A steep rise in interest rates has slowed down mortgage sales leaving key homes market players such as Housing Finance with a 39 per cent drop in sales in the first quarter of the year.
Interest rates are the cost that consumers bear for using borrowed money to buy things. The higher the rate, the more the money the borrower must pay back to the lender.
People take mortgages to buy houses or homes and then pay back within a specified period of time.
The good thing for the lender is that a mortgage or a home-loan is often more secure because the borrower uses the property purchased as collateral to guarantee repayment of the loan.
This happens when the borrower gives the lender a lien against the property giving the financier the authority to foreclose (terminate the repayment contract) if the borrower does not repay as agreed.
Generally, when interest rates are lower, people are more likely to borrow money, as doing so costs them less. Conversely, when interest rates are high, credit becomes more expensive making many consumers to shy away from loans.
In the more recent past, Kenya has seen increased rural-urban migration drive growth in demand for both residential and commercial property in major cities.
And in Nairobi, for instance, the improvement of road infrastructure and construction of bypasses are increasingly opening up the construction industry, creating more opportunities in satellite towns such as Limuru, Thika, Mlolongo, Kiambu, Ruiru and Lang’ata.
The government is also developing an ICT city in Konza, on a 5,000 acre piece of land that is expected to come with research centres, universities, hotel facilities and social and technology centres among others — making an attractive offer that should help drive the construction industry growth in the long term.
The proposed Lamu development corridor — that includes port, railway, road and pipeline to Ethiopia and South Sudan — is another project that should help boost the property market growth.
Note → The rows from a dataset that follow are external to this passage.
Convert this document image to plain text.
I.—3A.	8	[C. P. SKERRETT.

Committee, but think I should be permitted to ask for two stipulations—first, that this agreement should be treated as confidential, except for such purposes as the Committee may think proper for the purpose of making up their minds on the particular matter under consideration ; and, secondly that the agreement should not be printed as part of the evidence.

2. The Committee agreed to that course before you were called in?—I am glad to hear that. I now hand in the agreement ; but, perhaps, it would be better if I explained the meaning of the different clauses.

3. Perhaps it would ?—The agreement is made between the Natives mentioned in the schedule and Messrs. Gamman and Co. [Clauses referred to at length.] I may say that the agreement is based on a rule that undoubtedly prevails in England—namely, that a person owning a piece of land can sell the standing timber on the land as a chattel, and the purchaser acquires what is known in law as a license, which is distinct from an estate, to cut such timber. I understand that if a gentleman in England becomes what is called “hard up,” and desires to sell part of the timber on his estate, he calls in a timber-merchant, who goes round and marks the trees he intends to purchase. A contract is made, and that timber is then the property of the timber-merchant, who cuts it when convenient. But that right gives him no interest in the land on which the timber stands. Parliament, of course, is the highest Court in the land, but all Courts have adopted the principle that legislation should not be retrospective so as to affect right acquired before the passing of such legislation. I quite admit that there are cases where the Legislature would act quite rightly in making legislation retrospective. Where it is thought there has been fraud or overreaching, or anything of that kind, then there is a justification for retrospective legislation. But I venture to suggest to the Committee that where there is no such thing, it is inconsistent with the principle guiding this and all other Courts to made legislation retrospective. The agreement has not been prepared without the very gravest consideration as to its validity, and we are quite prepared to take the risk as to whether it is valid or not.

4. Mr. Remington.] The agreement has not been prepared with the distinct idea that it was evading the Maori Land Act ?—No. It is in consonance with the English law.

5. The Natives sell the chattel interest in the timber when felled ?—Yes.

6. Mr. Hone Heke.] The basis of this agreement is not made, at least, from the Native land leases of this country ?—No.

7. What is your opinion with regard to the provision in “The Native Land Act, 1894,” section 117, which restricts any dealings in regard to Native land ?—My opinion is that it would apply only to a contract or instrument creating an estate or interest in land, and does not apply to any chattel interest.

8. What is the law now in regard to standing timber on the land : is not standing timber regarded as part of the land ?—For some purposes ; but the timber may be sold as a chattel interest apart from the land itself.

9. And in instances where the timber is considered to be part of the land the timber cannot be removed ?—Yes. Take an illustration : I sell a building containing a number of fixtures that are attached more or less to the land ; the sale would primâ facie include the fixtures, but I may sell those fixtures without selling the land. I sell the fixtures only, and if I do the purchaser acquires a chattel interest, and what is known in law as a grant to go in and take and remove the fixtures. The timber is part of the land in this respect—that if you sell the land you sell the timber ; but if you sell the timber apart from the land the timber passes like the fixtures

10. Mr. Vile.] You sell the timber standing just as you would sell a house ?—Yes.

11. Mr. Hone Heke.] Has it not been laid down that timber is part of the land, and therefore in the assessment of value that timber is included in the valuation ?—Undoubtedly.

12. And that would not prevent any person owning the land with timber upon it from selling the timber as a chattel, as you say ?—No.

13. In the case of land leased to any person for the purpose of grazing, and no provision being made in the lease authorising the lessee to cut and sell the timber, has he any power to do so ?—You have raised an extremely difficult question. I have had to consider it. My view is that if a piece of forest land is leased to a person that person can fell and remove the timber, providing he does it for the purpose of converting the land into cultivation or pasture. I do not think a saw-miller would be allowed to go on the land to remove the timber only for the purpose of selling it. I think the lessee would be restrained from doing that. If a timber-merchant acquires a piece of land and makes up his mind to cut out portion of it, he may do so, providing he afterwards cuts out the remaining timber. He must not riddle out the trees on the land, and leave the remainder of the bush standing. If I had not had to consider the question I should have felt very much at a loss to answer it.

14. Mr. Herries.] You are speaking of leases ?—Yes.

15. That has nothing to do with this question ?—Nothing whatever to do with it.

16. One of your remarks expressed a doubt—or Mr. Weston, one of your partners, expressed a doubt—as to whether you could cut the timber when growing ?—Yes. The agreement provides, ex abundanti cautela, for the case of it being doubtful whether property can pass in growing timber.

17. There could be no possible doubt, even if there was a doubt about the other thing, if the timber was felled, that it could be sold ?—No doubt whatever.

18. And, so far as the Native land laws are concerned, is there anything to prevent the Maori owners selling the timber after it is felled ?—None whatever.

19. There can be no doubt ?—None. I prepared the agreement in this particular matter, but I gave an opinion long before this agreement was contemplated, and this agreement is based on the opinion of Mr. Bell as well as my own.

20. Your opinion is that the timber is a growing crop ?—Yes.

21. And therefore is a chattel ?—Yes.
The increasing participation of commercial banks in the mortgage market since 2004 following the sudden and steep decline in government borrowing from the domestic market and accompanying drop in interest rates to lows of between 12 per cent and 15 per cent has highly boosted demand for housing. This has also contributed to the growth of the property market.
More recently, however, a number of factors have led to a rise in the rates with far-reaching consequences on the property market.
Inflation rose rapidly in the last quarter of 2011 to 19.7 per cent in November, up from 5.4 per cent in January even as the shilling plummeted to historic lows of 107 to the dollar.
Between late July and early December 2011, the Central Bank of Kenya’s (CBK) Monetary Policy Committee raised the Central Bank rate from 6.25 per cent to 18 per cent, and commercial bank raised their rates in response.
This 12 per cent increase made it more expensive for commercial banks to access borrowing from the CBK and led to an increase in interest rates on financial products offered by the banks.
As anticipated, the high rates have hit the property market, causing a slowdown in mortgage sales from its very low base. The CBK data indicates that only eight per cent of Kenyans can afford mortgage.
This has turned the dream of owning a home into a mirage for most of the population despite the projection that Kenya’s population will hit 60 million by 2030 and more than 50 per cent of them will be living in urban areas.
These numbers only point to one thing; that demand for new housing can only go in one direction — up.
Besides, the challenge of interest rates can be partly overcome through proper insight into the home loans market where cost of credit range between 19 per cent and 28 per.
Research by the Mortgage Company has found that I&M Bank is currently the cheapest mortgage provider at 19 per cent while Bank of Africa is on the top end with 28 per cent.
Scant information on the best mortgage rates has discouraged many potential buyers are now keeping an eye on different mortgage offers and changing interest rates so as to make an informed decision.
Despite the high rates, the prospects for mortgage sales in the long-term appears promising.
Hope that the rates can drop soon remains alive, mainly driven by falling inflation rate and competition among the banks for customer —especially with the entry of SME financiers into the retail market.
Co-operative Saccos are giving banks a run for their money and chama (group) accounts are opening everywhere.
With this kind of competition, we anticipate that interest rates will drop in the stimulating growth in mortgage sales. If the rates would drop to a single digit level, more people would afford to borrow.
This should be possible if banks put more focus on the volumes to get more business whereby they would drop the rates so as to attract more borrowers.
While it is true that the rise in interest rates has slowed down mortgage sales it is anticipated that this scenario will not hold for long and probably sometime early next year after the elections the market will be back on track.